Ontem foi dia do pai regressar ao trabalho e, por conseguinte, de eu ficar sozinha com a Laura e tentar organizar-me para, ao final do dia, estar sozinha com os dois. E fiquem já a saber que… sobrevivemos! 
Tinha marcado a minha primeira massagem pós-parto – regressei, passados três anos, às mesmas mãos, as da Ana Paula, que me ajudaram a recuperar a cintura após a cesariana do Vicente! E a pensar no stress matinal, marquei para o início da tarde e, ainda assim, para lá estar a horas foi preciso começar a despachar-me logo que pai e filho saíram de manhã, entre choros, fome, fraldas para trocar, foi até sair de casa. Entretanto, já como último recurso, lembrei-me de ir buscar o sling do Vicente e foi remédio santo. Não sei porquê, mas tenho cá para mim que esta miúda vai andar muito ao peito para se acalmar e para eu conseguir dar conta do recado nas outras frentes. 
Superado o primeiro teste; aproveitei para ir buscar o Vicente de seguida, sem o pai a horas ao final do dia para ajudar com os banhos e com o jantar, o melhor era começar a despachar um de cada vez, o mais cedo possível. Com a Laura num sono profundo, que ninguém se atreve sequer a pensar em interromper, pedi para me trazerem o Vicente à porta para não ter que a tirar do carro. Correu bem e até parece que é comum darem esta ajuda quando os pais estão com outros filhos no carro. O Vicente ficou super feliz, e eu também, que já tinha muitas saudades das nossas rotinas e estava já a ficar um bocadinho triste de andar um pouco mais ausente! 
Eu sou apologista que, nos dias mais complicados, em que temos mais coisas para fazer, ou em que nos falta a ajuda para dividir tarefas, o melhor é tentar conseguir fazer tudo com tempo… tempo para negociar o banho, tenho para conseguir fazer o jantar e a sopa (que acaba sempre nestes dias mais atarefados), tempo para brincar e ver aquele episódio dos desenhos animados, antes de jantar, que não pode faltar. Tempo que nos ajuda a não perder a paciência e a evitar algumas birras!
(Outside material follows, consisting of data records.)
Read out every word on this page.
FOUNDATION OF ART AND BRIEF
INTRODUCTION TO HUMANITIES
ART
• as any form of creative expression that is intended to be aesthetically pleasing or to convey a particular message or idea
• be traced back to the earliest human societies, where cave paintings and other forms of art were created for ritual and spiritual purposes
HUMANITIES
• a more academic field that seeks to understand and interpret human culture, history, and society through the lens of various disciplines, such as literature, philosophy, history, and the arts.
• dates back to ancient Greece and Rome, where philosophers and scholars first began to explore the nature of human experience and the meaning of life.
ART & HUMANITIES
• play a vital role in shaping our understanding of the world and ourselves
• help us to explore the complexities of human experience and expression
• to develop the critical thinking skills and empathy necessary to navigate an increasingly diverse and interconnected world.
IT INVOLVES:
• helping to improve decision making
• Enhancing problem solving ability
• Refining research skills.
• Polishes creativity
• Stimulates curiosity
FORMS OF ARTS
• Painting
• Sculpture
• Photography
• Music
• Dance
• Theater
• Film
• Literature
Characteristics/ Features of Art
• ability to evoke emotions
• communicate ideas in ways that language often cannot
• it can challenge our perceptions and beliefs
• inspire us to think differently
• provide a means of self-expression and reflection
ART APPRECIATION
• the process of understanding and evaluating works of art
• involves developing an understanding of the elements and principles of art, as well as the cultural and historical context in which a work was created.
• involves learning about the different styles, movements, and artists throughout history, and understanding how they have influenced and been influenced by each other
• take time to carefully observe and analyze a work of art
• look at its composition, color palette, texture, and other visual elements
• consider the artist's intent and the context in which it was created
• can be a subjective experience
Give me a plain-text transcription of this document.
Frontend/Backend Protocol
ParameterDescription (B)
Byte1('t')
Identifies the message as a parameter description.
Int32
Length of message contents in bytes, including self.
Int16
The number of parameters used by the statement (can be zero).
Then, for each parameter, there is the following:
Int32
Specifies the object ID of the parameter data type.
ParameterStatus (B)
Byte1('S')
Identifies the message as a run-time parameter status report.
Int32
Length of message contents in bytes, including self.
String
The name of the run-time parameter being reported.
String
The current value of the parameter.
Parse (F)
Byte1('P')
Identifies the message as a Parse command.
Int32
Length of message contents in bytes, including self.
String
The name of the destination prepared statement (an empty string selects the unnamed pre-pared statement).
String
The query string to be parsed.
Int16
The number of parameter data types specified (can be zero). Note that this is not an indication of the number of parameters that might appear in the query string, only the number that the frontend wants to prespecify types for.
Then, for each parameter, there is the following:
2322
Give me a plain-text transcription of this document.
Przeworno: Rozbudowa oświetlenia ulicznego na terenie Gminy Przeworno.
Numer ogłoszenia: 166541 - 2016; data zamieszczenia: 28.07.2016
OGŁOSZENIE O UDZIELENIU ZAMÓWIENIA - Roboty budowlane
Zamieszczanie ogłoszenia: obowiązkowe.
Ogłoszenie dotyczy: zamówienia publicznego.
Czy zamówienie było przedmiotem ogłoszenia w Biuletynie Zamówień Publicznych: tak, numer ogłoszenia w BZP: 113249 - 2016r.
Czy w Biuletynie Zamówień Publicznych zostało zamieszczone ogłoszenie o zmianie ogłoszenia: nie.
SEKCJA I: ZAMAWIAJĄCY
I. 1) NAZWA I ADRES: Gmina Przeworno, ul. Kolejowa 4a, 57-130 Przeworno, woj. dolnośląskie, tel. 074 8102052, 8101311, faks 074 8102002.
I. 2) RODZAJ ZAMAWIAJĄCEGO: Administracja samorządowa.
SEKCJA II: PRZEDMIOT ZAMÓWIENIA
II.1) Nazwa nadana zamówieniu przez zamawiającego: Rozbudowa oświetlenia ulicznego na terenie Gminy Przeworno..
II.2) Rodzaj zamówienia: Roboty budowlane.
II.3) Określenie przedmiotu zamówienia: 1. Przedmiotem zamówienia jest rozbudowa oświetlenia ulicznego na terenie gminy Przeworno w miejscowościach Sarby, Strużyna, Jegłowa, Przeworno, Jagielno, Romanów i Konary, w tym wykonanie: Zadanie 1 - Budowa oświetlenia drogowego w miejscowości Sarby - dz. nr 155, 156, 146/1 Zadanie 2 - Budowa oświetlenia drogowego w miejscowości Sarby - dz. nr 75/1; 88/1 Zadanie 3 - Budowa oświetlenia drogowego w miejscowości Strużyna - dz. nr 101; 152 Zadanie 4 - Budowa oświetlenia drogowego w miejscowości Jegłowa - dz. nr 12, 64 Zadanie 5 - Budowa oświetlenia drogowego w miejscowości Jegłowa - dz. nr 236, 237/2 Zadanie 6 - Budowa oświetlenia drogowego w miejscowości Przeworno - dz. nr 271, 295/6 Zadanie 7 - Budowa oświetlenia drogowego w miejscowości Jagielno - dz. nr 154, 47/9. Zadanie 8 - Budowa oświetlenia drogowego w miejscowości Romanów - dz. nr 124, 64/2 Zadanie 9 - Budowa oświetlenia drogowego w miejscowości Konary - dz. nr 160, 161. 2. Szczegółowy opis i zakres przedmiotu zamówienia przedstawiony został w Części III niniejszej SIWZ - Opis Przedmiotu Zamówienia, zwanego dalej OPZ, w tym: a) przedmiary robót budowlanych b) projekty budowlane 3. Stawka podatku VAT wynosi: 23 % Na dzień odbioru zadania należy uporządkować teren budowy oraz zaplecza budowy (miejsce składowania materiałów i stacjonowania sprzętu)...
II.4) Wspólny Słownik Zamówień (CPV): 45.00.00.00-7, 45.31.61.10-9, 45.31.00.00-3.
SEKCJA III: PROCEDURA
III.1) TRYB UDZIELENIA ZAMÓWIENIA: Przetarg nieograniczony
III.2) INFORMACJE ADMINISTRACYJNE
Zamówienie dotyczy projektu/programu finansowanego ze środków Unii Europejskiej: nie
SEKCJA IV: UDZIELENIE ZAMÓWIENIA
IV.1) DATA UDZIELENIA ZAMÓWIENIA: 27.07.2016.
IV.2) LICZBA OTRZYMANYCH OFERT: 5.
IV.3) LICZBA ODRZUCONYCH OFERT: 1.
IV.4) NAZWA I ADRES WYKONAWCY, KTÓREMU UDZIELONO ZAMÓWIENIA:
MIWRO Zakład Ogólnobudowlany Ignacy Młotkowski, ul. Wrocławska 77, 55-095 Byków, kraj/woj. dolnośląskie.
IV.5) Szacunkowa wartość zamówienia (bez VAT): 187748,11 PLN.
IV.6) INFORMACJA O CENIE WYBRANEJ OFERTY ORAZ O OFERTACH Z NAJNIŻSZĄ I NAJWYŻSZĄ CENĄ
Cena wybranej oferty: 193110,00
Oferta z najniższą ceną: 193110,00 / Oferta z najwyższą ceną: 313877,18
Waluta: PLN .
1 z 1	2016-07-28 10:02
E assim foi, consegui dar o banho a tempo, dar de mamar a seguir, preparar o jantar, dar o banho à mana e a parte mais complicada de gerir ia ser ter que dar de mamar na mesma altura em que o Vicente janta, não queria deixá-lo sozinho na cozinha a jantar e eu no quarto com a irmã. Nem pensar, mas também quando a Laura tem fome, não há quem a faça esperar mais um minuto… E, para minha alegria, não tive que gerir isso para já, pois o pai chegou mesmo a tempo!
Daqui para a frente, dias destes vão ser cada vez mais frequentes, com uns dias em que o pai pode chegar mais cedo, outros em que a minha mãe pode estar connosco para nos ajudar, mas outros em que eu vou estar sozinha – eu que sou uma espécie de “control freak das rotinas” e que gosto que eles tenham os horários certinhos. 

Mas correu tudo bem, e ainda houve tempo para mimos e beijinhos entre os três. Confesso que me derreto ao ver o cuidado com que o Vicente agarra a sua irmã, a quem carinhosamente chama de “bochechinhas”, dá-lhe tantos mimos e farta-se de rir quando ela faz algum barulho ou se estica e faz parecer que lhe faz festinhas. 

Digam-me lá como é que organizam os vossos finais de dia? É sempre bom ouvir experiências de quem já passou ou está a passar por situações semelhantes, pois há sempre alguma coisa de que não nos lembramos e que pode ajudar a tornar as coisas mais fáceis. 
Bom Dia.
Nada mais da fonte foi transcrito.